Küçük boyutlarda olan ve insan hayatını kolaylaştırdığı için taşınan çok sayıda cihazlarla intihar saldırısında bulundu. Bu saldırı birçok İsrailliyi, özellikle hükümetin Hizbullah'ın saldırılarını durduramadığı eleştirisini yapanları etkilerken, temel sorun değişmedi. Ateşkes görüşmelerinin konuşulduğu bir dönemde böyle bir saldırı yaparak Tel-Aviv yönetimi psikolojik üstünlüğü de ele geçirmeyi hedefliyor. İsrail'in çağrı cihazları aracılığıyla Hizbullah üyelerini hedef aldığı saldırı şu açıdan kritik bir öneme sahip. Aynı anda patlayan binlerce cihaz, Hizbullah'ın "sivil kılığındaki" güçlerini ifşa etti.
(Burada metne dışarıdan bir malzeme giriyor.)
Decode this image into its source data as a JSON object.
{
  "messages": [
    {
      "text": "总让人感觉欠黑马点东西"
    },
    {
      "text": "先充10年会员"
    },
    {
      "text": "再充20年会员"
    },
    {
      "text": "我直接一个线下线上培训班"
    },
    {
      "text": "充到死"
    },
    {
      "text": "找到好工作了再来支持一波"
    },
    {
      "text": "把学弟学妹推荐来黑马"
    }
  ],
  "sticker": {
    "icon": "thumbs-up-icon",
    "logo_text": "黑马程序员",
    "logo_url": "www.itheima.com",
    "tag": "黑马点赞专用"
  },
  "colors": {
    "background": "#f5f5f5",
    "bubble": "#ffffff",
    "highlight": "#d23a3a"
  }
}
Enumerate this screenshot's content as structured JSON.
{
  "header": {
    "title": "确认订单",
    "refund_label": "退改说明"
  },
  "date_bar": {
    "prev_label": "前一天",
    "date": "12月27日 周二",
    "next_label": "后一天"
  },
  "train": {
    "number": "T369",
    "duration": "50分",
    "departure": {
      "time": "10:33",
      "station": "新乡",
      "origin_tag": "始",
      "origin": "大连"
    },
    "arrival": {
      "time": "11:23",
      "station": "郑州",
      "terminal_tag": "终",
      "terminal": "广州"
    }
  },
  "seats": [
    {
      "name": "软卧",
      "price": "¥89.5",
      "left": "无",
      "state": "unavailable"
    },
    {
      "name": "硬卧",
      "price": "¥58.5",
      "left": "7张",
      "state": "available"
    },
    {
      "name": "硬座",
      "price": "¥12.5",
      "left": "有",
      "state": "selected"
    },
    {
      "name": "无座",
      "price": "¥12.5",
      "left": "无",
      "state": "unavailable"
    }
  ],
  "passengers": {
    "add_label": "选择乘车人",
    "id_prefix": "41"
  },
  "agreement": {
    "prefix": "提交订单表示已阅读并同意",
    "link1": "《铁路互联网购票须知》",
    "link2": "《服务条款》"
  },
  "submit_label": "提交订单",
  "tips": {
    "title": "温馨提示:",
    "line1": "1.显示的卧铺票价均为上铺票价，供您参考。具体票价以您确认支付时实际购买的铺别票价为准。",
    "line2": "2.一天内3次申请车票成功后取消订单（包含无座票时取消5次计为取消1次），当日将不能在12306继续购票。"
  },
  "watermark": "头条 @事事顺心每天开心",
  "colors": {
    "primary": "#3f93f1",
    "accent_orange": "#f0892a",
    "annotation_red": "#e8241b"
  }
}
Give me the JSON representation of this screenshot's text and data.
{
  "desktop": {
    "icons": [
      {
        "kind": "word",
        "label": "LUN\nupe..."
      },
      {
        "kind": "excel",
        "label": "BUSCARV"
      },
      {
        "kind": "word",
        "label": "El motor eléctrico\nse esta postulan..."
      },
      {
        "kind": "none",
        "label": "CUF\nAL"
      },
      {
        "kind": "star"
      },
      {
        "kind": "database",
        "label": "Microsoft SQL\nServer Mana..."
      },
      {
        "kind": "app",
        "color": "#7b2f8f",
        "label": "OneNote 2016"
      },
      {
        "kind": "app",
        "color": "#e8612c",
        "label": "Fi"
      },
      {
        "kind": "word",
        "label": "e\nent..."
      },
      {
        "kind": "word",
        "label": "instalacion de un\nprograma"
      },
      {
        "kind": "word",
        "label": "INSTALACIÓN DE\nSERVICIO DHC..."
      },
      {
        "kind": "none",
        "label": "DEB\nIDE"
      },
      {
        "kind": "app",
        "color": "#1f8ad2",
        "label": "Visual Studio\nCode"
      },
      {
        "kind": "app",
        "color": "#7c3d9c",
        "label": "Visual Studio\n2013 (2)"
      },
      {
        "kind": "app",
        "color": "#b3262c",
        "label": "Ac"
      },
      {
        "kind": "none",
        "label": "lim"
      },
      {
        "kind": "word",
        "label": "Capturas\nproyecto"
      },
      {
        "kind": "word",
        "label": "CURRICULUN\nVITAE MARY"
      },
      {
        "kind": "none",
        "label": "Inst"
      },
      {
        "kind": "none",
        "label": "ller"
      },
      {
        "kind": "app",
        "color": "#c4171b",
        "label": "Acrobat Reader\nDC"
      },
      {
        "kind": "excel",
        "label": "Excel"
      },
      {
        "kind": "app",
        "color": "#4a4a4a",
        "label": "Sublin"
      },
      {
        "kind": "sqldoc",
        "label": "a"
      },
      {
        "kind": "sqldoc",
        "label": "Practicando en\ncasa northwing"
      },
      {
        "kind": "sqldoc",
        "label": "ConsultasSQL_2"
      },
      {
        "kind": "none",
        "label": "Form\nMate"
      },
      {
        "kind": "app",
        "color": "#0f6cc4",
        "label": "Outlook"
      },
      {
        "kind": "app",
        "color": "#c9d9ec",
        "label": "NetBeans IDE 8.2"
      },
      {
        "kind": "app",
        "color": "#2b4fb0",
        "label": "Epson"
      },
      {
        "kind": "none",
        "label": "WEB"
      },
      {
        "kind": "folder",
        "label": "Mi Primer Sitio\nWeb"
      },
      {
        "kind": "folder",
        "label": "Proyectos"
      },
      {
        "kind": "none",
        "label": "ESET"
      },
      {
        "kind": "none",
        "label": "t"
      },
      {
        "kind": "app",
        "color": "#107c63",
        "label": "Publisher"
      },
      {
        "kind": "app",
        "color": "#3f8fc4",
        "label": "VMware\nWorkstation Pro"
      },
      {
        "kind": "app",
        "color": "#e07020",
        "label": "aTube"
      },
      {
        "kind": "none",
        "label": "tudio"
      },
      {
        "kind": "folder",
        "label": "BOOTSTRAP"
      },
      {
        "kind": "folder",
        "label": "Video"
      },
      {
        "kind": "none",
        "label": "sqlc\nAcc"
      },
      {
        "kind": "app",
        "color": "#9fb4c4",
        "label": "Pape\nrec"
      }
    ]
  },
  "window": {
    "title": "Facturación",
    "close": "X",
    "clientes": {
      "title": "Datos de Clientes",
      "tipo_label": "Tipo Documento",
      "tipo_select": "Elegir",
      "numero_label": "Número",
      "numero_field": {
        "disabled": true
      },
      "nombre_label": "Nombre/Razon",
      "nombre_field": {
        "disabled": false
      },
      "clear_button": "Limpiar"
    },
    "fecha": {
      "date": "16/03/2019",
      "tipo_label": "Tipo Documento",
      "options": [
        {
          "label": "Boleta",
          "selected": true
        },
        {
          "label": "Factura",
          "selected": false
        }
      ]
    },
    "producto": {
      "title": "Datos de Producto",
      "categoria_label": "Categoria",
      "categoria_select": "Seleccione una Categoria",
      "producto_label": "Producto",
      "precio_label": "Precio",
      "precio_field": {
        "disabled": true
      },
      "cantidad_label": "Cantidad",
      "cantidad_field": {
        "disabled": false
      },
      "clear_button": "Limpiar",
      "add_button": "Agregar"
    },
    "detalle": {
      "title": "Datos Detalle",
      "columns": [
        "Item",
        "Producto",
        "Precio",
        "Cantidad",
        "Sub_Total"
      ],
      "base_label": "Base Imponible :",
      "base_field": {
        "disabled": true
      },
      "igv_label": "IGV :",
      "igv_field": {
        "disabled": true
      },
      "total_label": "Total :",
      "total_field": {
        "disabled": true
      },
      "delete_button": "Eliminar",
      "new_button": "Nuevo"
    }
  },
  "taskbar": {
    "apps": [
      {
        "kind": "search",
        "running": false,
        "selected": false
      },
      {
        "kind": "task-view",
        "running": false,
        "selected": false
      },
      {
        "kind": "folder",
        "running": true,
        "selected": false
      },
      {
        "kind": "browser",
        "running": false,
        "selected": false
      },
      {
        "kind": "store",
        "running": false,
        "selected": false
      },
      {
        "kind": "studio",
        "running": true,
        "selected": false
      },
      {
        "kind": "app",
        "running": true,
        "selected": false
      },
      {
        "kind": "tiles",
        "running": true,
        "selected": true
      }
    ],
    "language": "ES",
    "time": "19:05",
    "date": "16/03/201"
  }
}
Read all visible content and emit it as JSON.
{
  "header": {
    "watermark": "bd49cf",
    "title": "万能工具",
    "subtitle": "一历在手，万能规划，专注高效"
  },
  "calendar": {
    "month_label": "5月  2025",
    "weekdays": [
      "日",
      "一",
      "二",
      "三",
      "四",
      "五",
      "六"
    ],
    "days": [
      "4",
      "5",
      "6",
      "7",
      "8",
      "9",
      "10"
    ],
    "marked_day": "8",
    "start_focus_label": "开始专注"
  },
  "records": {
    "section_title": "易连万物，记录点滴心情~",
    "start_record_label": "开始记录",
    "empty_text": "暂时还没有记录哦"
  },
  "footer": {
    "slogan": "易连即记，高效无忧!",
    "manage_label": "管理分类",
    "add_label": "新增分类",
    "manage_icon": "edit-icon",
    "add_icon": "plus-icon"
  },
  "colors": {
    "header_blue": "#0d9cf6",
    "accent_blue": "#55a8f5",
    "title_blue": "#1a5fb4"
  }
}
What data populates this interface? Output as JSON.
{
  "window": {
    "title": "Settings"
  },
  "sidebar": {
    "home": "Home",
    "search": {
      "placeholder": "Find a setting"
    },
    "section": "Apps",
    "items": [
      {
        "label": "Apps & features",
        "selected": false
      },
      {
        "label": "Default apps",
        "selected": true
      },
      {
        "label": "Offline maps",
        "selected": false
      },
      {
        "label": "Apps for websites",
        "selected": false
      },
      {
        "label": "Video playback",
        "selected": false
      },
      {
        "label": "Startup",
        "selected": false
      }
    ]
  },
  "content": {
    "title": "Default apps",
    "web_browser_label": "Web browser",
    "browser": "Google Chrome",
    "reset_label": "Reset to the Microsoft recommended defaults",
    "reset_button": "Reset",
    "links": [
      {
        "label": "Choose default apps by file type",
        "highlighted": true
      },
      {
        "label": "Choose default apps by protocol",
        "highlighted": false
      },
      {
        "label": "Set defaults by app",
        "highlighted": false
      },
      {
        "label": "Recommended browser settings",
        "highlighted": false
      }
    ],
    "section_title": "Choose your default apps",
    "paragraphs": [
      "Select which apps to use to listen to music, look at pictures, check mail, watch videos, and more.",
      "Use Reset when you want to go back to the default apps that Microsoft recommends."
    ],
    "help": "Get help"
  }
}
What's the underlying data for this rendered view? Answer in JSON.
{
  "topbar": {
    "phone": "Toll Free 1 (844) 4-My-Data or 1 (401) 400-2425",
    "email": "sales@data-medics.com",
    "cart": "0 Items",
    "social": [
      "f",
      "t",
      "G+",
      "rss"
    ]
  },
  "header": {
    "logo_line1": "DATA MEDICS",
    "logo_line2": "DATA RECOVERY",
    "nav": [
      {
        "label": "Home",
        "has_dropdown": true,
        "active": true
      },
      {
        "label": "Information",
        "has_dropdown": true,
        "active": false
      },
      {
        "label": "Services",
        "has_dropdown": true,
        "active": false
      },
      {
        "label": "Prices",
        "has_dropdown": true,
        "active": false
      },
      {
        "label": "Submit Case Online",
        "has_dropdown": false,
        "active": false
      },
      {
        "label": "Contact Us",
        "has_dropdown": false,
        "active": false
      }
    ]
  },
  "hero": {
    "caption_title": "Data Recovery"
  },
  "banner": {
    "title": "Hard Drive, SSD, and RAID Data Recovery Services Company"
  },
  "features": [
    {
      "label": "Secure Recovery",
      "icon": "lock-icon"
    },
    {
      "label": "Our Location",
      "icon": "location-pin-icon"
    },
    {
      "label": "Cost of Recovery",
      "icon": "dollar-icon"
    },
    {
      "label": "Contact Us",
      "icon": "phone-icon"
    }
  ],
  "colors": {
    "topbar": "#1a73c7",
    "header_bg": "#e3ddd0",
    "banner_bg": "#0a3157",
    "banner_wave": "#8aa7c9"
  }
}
Bu saldırı, çağrı cihazlarını taşıyan ve Hizbullah üyesi ya da destekçisi olduğu daha önce bilinmeyen kişilerin kimliklerinin eşzamanlı olarak ortaya çıkmasına neden oldu.

Ayrıca, İsrail bu saldırıyla yeni dijital savaş konseptinin ne kadar tehlikeli ve sessizce gerçekleştiğini de gözler önüne serdi. Alışık olmadığımız bu tür saldırılar, milli teknolojinin önemini bir kez daha hatırlattı. Lübnan'da yaşanan durum ise, yazılımını kendiniz geliştirmediğiniz cihazların, zamanı geldiğinde size karşı bir silah olarak kullanılabileceğini açıkça ortaya koyuyor. Bu noktada, Türkiye'nin savunma alanında geliştirdiği yazılım ve teknolojileri diğer sektörlere de genişletmesi hayati önem taşıyor. Aksi takdirde, geçtiğimiz günlerde havayollarında ve hastanelerde meydana gelen CrowdStrike saldırısı, Heron meselesi gibi olaylar, günlük yaşamımızı ve geleceğimizi tehdit eden araçlarla hayatımızı felç etme potansiyeline sahip.